Brain came closer, then halted again.
“You don’t have to see me if you don’t want to.” His baritone turned tender and smoky, the way it always had when it had just been the two of them.
Images assailed her—of them standing side by side at the boys’ cribs while they slept. Of Brian bringing her a steaming cup of her favorite tea while she nursed newborn Grayson, with Tanner tucked in one of his arms. And less than two years later, of the pride and stark love on his face in the delivery room when they both drank in the sight of their beautiful newborn daughters. She could still feel his kiss to her forehead, so sweet her soul ached.
“It’s fine.” She found the courage she needed to meet his gaze. A stranger’s gaze, she told herself stubbornly. That young man she’d loved—that teenager who’d stood beside her as husband and best friend—no longer existed. Just as she was no longer that same starry-eyed girl.

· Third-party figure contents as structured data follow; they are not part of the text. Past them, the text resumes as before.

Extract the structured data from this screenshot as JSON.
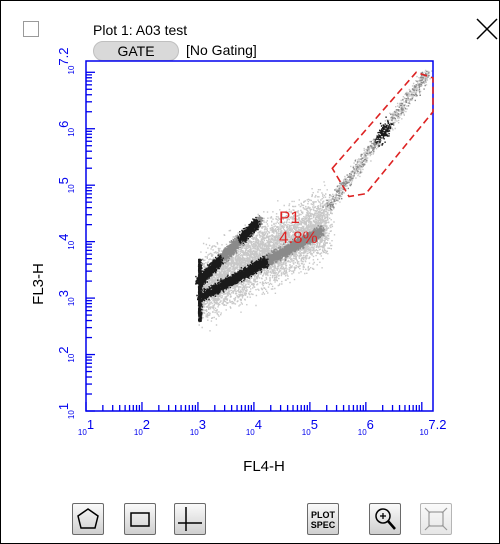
{
  "header": {
    "title": "Plot 1: A03 test",
    "gate_button_label": "GATE",
    "gating_status": "[No Gating]"
  },
  "gate": {
    "name": "P1",
    "percent": "4.8%",
    "color": "#dd2222"
  },
  "chart_data": {
    "type": "scatter",
    "subtype": "density-dot-plot",
    "xlabel": "FL4-H",
    "ylabel": "FL3-H",
    "x_scale": "log",
    "y_scale": "log",
    "xlim": [
      1,
      7.2
    ],
    "ylim": [
      1,
      7.2
    ],
    "x_ticks": [
      {
        "value": 1,
        "base": "10",
        "exp": "1"
      },
      {
        "value": 2,
        "base": "10",
        "exp": "2"
      },
      {
        "value": 3,
        "base": "10",
        "exp": "3"
      },
      {
        "value": 4,
        "base": "10",
        "exp": "4"
      },
      {
        "value": 5,
        "base": "10",
        "exp": "5"
      },
      {
        "value": 6,
        "base": "10",
        "exp": "6"
      },
      {
        "value": 7.2,
        "base": "10",
        "exp": "7.2"
      }
    ],
    "y_ticks": [
      {
        "value": 1,
        "base": "10",
        "exp": "1"
      },
      {
        "value": 2,
        "base": "10",
        "exp": "2"
      },
      {
        "value": 3,
        "base": "10",
        "exp": "3"
      },
      {
        "value": 4,
        "base": "10",
        "exp": "4"
      },
      {
        "value": 5,
        "base": "10",
        "exp": "5"
      },
      {
        "value": 6,
        "base": "10",
        "exp": "6"
      },
      {
        "value": 7.2,
        "base": "10",
        "exp": "7.2"
      }
    ],
    "axis_color": "#0000ee",
    "point_color_light": "#c8c8c8",
    "point_color_dense": "#1a1a1a",
    "gate_region": {
      "shape": "polygon",
      "points": [
        [
          5.4,
          5.3
        ],
        [
          6.9,
          7.0
        ],
        [
          7.2,
          6.9
        ],
        [
          7.2,
          6.3
        ],
        [
          6.0,
          4.85
        ],
        [
          5.7,
          4.8
        ]
      ]
    },
    "populations": [
      {
        "kind": "main-band",
        "from": [
          3.0,
          3.0
        ],
        "to": [
          5.2,
          4.2
        ]
      },
      {
        "kind": "upper-arm",
        "from": [
          3.0,
          3.3
        ],
        "to": [
          4.1,
          4.4
        ]
      },
      {
        "kind": "diagonal-tail",
        "from": [
          5.3,
          4.6
        ],
        "to": [
          7.1,
          7.0
        ]
      }
    ]
  },
  "toolbar": {
    "polygon_icon": "polygon-icon",
    "rectangle_icon": "rectangle-icon",
    "quadrant_icon": "quadrant-icon",
    "plot_spec_line1": "PLOT",
    "plot_spec_line2": "SPEC",
    "zoom_icon": "zoom-in-icon",
    "fit_icon": "fit-icon"
  }
}
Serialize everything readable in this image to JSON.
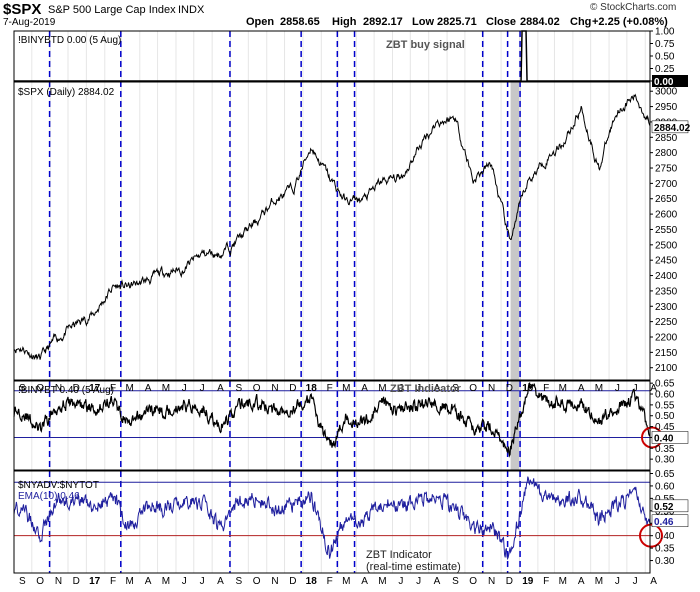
{
  "header": {
    "symbol": "$SPX",
    "name": "S&P 500 Large Cap Index",
    "exchange": "INDX",
    "date": "7-Aug-2019",
    "open_label": "Open",
    "open": "2858.65",
    "high_label": "High",
    "high": "2892.17",
    "low_label": "Low",
    "low": "2825.71",
    "close_label": "Close",
    "close": "2884.02",
    "chg_label": "Chg",
    "chg": "+2.25 (+0.08%)",
    "source": "© StockCharts.com"
  },
  "colors": {
    "price": "#000000",
    "ema": "#1f1f9e",
    "vline": "#0000cc",
    "hline_top": "#1f1f9e",
    "hline_red": "#b22222",
    "circle": "#cc0000",
    "shade": "#c8c8c8",
    "grid": "#e6e6e6"
  },
  "chart_data": [
    {
      "panel": "buy-signal",
      "type": "line",
      "legend": "!BINYBTD 0.00 (5 Aug)",
      "annotation": "ZBT buy signal",
      "ylim": [
        0.0,
        1.0
      ],
      "y_ticks": [
        "1.00",
        "0.75",
        "0.50",
        "0.25",
        "0.00"
      ],
      "last_value_label": "0.00",
      "signal_spike_date": "2019-01-07",
      "signal_value": 1.0
    },
    {
      "panel": "price",
      "type": "line",
      "legend": "$SPX (Daily) 2884.02",
      "ylim": [
        2060,
        3030
      ],
      "y_ticks": [
        "3000",
        "2950",
        "2900",
        "2850",
        "2800",
        "2750",
        "2700",
        "2650",
        "2600",
        "2550",
        "2500",
        "2450",
        "2400",
        "2350",
        "2300",
        "2250",
        "2200",
        "2150",
        "2100"
      ],
      "last_value_label": "2884.02",
      "x_months": [
        "2016-09",
        "2016-10",
        "2016-11",
        "2016-12",
        "2017-01",
        "2017-02",
        "2017-03",
        "2017-04",
        "2017-05",
        "2017-06",
        "2017-07",
        "2017-08",
        "2017-09",
        "2017-10",
        "2017-11",
        "2017-12",
        "2018-01",
        "2018-02",
        "2018-03",
        "2018-04",
        "2018-05",
        "2018-06",
        "2018-07",
        "2018-08",
        "2018-09",
        "2018-10",
        "2018-11",
        "2018-12",
        "2019-01",
        "2019-02",
        "2019-03",
        "2019-04",
        "2019-05",
        "2019-06",
        "2019-07",
        "2019-08"
      ],
      "close_month_end": [
        2168,
        2126,
        2199,
        2239,
        2279,
        2364,
        2363,
        2384,
        2412,
        2423,
        2470,
        2472,
        2519,
        2575,
        2648,
        2674,
        2824,
        2714,
        2641,
        2648,
        2705,
        2718,
        2816,
        2902,
        2914,
        2712,
        2760,
        2507,
        2704,
        2784,
        2834,
        2946,
        2752,
        2942,
        2980,
        2884
      ],
      "shaded_period": [
        "2018-12-17",
        "2019-01-03"
      ]
    },
    {
      "panel": "zbt-indicator",
      "type": "line",
      "legend": "!BINYBT 0.40 (5 Aug)",
      "annotation": "ZBT Indicator",
      "ylim": [
        0.25,
        0.66
      ],
      "y_ticks": [
        "0.65",
        "0.60",
        "0.55",
        "0.50",
        "0.45",
        "0.40",
        "0.35",
        "0.30"
      ],
      "last_value_label": "0.40",
      "threshold_high": 0.615,
      "threshold_low": 0.4,
      "x_months": [
        "2016-09",
        "2016-10",
        "2016-11",
        "2016-12",
        "2017-01",
        "2017-02",
        "2017-03",
        "2017-04",
        "2017-05",
        "2017-06",
        "2017-07",
        "2017-08",
        "2017-09",
        "2017-10",
        "2017-11",
        "2017-12",
        "2018-01",
        "2018-02",
        "2018-03",
        "2018-04",
        "2018-05",
        "2018-06",
        "2018-07",
        "2018-08",
        "2018-09",
        "2018-10",
        "2018-11",
        "2018-12",
        "2019-01",
        "2019-02",
        "2019-03",
        "2019-04",
        "2019-05",
        "2019-06",
        "2019-07",
        "2019-08"
      ],
      "values": [
        0.52,
        0.43,
        0.55,
        0.56,
        0.53,
        0.57,
        0.45,
        0.53,
        0.52,
        0.55,
        0.54,
        0.44,
        0.55,
        0.56,
        0.52,
        0.54,
        0.57,
        0.35,
        0.49,
        0.47,
        0.55,
        0.53,
        0.55,
        0.56,
        0.52,
        0.44,
        0.45,
        0.33,
        0.63,
        0.57,
        0.55,
        0.56,
        0.48,
        0.54,
        0.58,
        0.4
      ]
    },
    {
      "panel": "zbt-estimate",
      "type": "line",
      "legend_ratio": "$NYADV:$NYTOT",
      "legend_ema": "EMA(10) 0.46",
      "annotation_line1": "ZBT Indicator",
      "annotation_line2": "(real-time estimate)",
      "ylim": [
        0.25,
        0.66
      ],
      "y_ticks": [
        "0.65",
        "0.60",
        "0.55",
        "0.50",
        "0.45",
        "0.40",
        "0.35",
        "0.30"
      ],
      "last_value_labels": [
        "0.52",
        "0.46"
      ],
      "threshold_high": 0.615,
      "threshold_low": 0.4,
      "x_months": [
        "2016-09",
        "2016-10",
        "2016-11",
        "2016-12",
        "2017-01",
        "2017-02",
        "2017-03",
        "2017-04",
        "2017-05",
        "2017-06",
        "2017-07",
        "2017-08",
        "2017-09",
        "2017-10",
        "2017-11",
        "2017-12",
        "2018-01",
        "2018-02",
        "2018-03",
        "2018-04",
        "2018-05",
        "2018-06",
        "2018-07",
        "2018-08",
        "2018-09",
        "2018-10",
        "2018-11",
        "2018-12",
        "2019-01",
        "2019-02",
        "2019-03",
        "2019-04",
        "2019-05",
        "2019-06",
        "2019-07",
        "2019-08"
      ],
      "values": [
        0.51,
        0.41,
        0.54,
        0.55,
        0.52,
        0.56,
        0.43,
        0.52,
        0.51,
        0.54,
        0.53,
        0.43,
        0.54,
        0.55,
        0.51,
        0.53,
        0.56,
        0.33,
        0.48,
        0.46,
        0.54,
        0.52,
        0.54,
        0.55,
        0.51,
        0.42,
        0.44,
        0.31,
        0.62,
        0.56,
        0.54,
        0.55,
        0.46,
        0.53,
        0.57,
        0.39
      ]
    }
  ],
  "x_axis_labels": [
    "S",
    "O",
    "N",
    "D",
    "17",
    "F",
    "M",
    "A",
    "M",
    "J",
    "J",
    "A",
    "S",
    "O",
    "N",
    "D",
    "18",
    "F",
    "M",
    "A",
    "M",
    "J",
    "J",
    "A",
    "S",
    "O",
    "N",
    "D",
    "19",
    "F",
    "M",
    "A",
    "M",
    "J",
    "J",
    "A"
  ],
  "signal_dates": [
    "2016-10-31",
    "2017-02-28",
    "2017-08-31",
    "2017-12-29",
    "2018-02-28",
    "2018-03-29",
    "2018-10-31",
    "2018-12-12",
    "2019-01-02"
  ]
}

A lifetime separated them. And always would.
Chapter Two
“Come sit, Brian. You look pale.” Belle might be trying to hide it, but he could sense her true feelings. All she wanted was for him to turn back around and walk out of her life.
He knew the feeling. It would have been easier if he’d never walked through that door.
“The kids have been worried.” She looked toward the window instead of at him.
“I didn’t know they were searching for me.” His voice didn’t sound like his own, so raw and broken. Too vulnerable, he sank into a bedside chair. “I was out of touch longer than I planned, but I was safe and cared for.”